"Words ought to be a little wild, for they are the assault of thoughts on the unthinking" - JMK
- Brad DeLong contrasts "MIT Keynesians" with what he calls "East Anglian Keynesians" (Post Keynesians, basically). He considers himself an MIT Keynesian, and that's where I generally feel like I lie too. One of the points of the post, of course, is that East Anglian Keynesians have important things to say as well.
- The Social Democracy for the 21st Century blog discusses Herbert Hoover's deficits. My synopsis: just because you guys don't agree with him doesn't mean he's even remotely close to what we think. I agree. People get so weird about Hoover on both sides. Why is it so hard to say "Hoover was a conservative, reformist, associationalist - there are a lot of people like him today too, and he doesn't make any of us happy although he seems like he was a nice guy."
- Bob Murphy provides a great history of the cost theory of value and the introduction of subjectivism in the 1870s. He credits all the marginalists (which is good), but then goes over Menger's contribution specifically. What's amazing to me is how many Austrians think that subjectivism only made an impact on the Austrians. I've had conversations with Austrian PhD students recently who actually think that modern mainstream economists commonly hold objective or cost theories of value. How did that misunderstanding ever catch on?
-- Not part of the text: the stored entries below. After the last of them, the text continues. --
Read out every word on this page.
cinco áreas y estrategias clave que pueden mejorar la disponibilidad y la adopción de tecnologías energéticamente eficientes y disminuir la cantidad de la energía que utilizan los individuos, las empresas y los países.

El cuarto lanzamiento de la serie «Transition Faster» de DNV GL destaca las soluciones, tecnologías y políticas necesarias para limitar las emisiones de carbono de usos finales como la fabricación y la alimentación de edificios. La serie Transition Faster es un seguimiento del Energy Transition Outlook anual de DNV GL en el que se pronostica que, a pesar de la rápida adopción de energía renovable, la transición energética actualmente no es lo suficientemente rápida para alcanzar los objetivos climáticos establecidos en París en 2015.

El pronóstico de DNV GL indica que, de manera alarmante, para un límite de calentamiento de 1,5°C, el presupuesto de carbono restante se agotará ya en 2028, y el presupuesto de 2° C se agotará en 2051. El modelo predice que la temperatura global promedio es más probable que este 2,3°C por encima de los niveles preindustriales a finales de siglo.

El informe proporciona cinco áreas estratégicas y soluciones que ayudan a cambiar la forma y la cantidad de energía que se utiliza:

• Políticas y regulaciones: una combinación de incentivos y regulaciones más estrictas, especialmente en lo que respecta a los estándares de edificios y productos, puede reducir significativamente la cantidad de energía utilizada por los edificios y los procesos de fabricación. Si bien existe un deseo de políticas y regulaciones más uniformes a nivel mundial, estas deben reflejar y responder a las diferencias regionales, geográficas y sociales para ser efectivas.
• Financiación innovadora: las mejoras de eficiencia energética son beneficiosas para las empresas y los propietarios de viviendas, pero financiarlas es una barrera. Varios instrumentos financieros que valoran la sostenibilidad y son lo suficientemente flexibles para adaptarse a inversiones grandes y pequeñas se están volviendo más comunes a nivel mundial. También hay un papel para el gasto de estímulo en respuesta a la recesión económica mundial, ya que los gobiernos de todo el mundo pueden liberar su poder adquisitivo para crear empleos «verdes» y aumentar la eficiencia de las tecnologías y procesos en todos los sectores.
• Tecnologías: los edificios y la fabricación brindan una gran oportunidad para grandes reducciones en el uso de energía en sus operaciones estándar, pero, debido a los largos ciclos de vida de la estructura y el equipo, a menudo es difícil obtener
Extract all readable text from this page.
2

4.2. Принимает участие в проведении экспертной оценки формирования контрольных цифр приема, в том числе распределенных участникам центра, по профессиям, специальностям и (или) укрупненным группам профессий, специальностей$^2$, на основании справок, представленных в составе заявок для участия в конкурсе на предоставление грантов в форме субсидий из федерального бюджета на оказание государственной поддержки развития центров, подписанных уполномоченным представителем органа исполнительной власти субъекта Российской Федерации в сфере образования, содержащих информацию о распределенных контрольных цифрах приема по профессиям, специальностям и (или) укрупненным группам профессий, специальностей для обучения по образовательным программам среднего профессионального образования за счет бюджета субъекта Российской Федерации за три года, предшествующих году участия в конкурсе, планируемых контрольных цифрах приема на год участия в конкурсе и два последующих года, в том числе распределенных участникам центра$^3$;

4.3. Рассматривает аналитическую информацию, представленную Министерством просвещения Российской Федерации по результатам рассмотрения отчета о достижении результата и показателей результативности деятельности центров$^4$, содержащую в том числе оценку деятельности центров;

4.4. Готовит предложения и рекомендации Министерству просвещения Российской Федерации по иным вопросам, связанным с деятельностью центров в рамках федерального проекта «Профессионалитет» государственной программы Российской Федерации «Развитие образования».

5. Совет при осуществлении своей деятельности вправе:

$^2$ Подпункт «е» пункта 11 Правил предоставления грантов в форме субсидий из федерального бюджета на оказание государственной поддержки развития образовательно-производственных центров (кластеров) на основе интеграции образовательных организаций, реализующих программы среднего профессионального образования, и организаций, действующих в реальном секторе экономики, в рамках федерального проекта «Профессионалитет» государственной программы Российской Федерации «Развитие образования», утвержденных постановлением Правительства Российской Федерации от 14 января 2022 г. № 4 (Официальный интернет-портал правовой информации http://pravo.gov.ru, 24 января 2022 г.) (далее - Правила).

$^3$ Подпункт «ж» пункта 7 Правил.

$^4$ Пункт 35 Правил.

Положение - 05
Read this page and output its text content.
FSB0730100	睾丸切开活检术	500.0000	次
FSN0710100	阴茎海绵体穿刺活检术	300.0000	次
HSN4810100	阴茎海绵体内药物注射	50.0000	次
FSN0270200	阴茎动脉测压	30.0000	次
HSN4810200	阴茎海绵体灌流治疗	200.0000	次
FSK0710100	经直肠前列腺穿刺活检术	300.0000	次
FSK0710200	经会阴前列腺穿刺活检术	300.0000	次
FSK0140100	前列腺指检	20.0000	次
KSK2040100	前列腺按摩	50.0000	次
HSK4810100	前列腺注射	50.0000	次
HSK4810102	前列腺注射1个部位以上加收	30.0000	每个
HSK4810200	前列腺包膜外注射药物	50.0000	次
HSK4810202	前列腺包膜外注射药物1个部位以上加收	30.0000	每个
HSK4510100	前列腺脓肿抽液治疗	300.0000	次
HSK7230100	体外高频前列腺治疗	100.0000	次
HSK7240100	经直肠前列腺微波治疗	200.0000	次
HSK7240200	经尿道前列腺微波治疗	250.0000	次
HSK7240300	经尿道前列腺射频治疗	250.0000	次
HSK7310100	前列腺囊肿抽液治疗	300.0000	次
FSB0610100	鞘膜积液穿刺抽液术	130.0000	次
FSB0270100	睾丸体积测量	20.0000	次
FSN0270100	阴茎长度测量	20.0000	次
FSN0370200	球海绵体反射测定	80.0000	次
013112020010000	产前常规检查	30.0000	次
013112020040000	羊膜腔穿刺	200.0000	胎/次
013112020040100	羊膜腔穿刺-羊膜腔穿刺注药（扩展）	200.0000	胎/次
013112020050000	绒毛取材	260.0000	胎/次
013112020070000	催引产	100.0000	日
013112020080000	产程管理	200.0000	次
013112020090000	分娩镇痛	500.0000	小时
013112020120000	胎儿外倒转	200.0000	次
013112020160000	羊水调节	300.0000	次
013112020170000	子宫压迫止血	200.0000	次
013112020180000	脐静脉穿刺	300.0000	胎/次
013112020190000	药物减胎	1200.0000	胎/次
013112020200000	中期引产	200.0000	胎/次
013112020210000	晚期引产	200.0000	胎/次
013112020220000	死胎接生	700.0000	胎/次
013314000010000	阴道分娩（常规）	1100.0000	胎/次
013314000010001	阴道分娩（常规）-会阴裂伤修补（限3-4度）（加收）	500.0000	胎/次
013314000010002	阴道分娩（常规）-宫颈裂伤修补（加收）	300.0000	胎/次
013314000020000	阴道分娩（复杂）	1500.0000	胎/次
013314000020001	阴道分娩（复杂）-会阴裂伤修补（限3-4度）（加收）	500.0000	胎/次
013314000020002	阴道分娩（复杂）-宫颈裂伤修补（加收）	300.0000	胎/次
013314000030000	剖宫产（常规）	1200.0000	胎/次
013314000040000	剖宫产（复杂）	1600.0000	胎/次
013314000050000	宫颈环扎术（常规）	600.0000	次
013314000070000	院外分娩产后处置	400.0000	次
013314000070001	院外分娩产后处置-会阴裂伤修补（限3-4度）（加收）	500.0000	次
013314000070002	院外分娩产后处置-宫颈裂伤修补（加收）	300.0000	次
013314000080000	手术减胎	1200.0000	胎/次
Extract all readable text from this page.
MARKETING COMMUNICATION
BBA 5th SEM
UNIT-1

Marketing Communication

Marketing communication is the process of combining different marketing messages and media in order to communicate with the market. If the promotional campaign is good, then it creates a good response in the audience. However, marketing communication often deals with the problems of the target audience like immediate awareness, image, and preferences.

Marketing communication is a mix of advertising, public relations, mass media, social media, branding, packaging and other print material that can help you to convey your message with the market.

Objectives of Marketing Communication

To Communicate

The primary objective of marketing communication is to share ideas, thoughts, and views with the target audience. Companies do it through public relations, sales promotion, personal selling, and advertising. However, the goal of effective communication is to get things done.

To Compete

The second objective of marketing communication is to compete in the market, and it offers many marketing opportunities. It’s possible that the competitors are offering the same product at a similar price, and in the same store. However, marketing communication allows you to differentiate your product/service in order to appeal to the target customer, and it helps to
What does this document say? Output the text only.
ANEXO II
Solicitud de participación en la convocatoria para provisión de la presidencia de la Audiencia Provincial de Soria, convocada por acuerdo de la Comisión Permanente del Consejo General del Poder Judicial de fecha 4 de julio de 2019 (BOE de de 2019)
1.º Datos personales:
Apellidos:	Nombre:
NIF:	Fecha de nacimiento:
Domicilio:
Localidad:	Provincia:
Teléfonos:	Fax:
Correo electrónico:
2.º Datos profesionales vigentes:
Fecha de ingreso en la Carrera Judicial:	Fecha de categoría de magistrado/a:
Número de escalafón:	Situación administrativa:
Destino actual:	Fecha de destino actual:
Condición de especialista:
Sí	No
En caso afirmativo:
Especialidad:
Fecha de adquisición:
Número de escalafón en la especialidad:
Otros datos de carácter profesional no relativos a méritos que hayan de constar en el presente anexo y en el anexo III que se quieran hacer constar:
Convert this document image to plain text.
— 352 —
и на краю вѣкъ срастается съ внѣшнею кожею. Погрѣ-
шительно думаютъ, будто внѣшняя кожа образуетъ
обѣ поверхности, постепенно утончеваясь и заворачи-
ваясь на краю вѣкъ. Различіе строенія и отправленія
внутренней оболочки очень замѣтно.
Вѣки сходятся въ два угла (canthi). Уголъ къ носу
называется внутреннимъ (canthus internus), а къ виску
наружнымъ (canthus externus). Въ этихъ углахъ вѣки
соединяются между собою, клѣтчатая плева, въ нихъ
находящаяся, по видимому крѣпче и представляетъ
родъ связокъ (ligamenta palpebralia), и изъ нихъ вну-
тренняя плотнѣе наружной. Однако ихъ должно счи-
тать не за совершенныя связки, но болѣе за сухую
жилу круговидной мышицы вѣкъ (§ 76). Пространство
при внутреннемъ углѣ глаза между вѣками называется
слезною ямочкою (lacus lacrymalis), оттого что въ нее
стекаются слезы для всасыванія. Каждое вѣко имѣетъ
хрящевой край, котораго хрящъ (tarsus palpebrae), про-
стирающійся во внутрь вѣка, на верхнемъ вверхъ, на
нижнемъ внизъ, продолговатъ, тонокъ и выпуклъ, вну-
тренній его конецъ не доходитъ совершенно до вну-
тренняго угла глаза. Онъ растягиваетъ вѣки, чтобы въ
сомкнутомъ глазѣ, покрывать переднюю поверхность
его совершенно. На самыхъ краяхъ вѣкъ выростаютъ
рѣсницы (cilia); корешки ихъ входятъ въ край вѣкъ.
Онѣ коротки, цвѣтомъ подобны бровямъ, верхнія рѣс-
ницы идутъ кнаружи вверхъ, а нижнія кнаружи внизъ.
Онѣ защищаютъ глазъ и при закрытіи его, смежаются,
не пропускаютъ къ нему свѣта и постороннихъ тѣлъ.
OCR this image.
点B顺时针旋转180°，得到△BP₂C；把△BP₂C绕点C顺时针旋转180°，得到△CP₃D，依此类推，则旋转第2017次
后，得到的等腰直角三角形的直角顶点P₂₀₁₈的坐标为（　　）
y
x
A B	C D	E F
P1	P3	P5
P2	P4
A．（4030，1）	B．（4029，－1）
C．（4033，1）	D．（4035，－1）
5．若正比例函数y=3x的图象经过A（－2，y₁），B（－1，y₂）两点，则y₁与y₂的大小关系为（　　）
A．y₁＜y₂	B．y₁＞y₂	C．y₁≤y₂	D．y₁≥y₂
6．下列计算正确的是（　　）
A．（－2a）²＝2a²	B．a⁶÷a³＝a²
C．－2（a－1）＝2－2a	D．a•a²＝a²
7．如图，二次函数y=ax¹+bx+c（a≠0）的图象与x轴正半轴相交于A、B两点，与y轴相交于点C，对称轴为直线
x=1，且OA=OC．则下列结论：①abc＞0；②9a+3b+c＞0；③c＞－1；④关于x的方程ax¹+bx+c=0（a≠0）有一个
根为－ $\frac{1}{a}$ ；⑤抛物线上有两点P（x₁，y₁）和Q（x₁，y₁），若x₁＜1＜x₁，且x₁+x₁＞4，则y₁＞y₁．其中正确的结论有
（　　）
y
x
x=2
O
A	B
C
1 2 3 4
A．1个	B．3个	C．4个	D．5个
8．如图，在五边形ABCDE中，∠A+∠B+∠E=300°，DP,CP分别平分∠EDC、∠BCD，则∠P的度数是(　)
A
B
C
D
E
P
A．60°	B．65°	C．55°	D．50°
- This is Keynes's Economic Possibilities for Our Grandchildren, because that is really what I'm talking about in the temporal autarky posts. The critiques have taken an odd turn. Bob Murphy, for one, has taken the whole point of my argument (that compensation can't occur) and understood it to be a counter-argument! The point is that autarky is unfortunate but inevitable in this case, but we still need to understand the implications. We don't need to sign over our life savings to future generations. But we do need to think about these sorts of things. In real terms I'm going to be wealthier than my grandparents. That's just the nature of economic progress. I'm on the right track, but not particularly wealthy yet, but by the time I get there I might not be able to pay my grandparents back. And yet when I was younger they still helped my parents pay for my college (and I understand my great-grandparents helped my grandparents pay for my parents' college). If you follow Bob Murphy's logic this is incomprehensible. Why would they do that? It can't have been a problem in the first place if the only solution was for my relatively poorer grandparents in the past to make an investment in my future so I could retire in 2050 much wealthier than they were when they retired. He's clinging to welfare criteria and market transactions when my whole point was that there's no transactional solution to this problem. He essentially reiterates the whole argument and calls that a disproof. But of course it's not a disproof at all. We care about the economic possibilities for our grandchildren, and I'm simply saying that's a good impulse and should be cultivated. Nobody is arguing that we shouldn't attend to our needs in making provisions for the future.